Now, regarding Austin, 125K of that capacity is the 125K CT production, which Elon himself said will take about 18 months to ramp up to. So for 2024 we can expect the CT line to NOT hit that 125K number, we are more likely to only see about 60K CT's in 2024.

This means for next year, 2024, we are looking at a probable production number of 2,285,000. This would only be about 27% above 2023 expected production of 1.8 million.

Now for 2025, we really don't have any new capacity coming online that we know of. Mexico's buildout is delayed and Berlin seems stalled in it's ramp, so for 2025 we're likely only going to see a bit more production than 2024 due to the CT ramp being mature. We might see some more line improvements to existing factories which might equal slightly higher run rates, but nothing extraordinary. Maybe Berlin will gain some production as well?

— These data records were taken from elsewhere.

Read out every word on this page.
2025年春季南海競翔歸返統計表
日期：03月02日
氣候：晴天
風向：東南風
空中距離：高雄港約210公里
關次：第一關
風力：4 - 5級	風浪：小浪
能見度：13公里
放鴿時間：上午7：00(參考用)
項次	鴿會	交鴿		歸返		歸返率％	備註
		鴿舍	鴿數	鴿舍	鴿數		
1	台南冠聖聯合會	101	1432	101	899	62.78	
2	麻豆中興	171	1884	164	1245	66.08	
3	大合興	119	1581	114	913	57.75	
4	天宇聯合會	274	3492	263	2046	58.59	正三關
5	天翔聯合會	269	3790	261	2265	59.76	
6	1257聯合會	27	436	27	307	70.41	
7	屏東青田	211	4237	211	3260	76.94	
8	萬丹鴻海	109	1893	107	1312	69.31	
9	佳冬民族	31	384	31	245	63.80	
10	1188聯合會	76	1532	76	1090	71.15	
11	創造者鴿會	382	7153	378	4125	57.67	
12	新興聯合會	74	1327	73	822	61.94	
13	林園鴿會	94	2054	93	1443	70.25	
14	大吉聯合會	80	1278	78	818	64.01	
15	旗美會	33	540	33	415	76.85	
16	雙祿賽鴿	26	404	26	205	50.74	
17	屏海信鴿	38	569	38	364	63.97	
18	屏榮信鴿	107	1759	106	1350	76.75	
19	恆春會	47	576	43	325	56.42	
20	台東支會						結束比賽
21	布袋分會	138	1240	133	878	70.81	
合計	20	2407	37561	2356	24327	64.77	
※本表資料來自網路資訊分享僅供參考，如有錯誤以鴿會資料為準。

I'm expecting 2025 production to be barely above 2024 production. Maybe 2,500,000 or so? 10% above 2024 production numbers. I just don't see many possible paths to gain lots of production in that timeframe given the current production capacities and buildouts.

So yeah, I'm expecting the growth rate to slow for a year or two, until Gen3 production comes online in either late 2025 or 2026, and especially until Giga Mexico is built and producing.
Elon said CT would take 18 months to ramp to a 250k annual rate. Not to the current 125k capacity.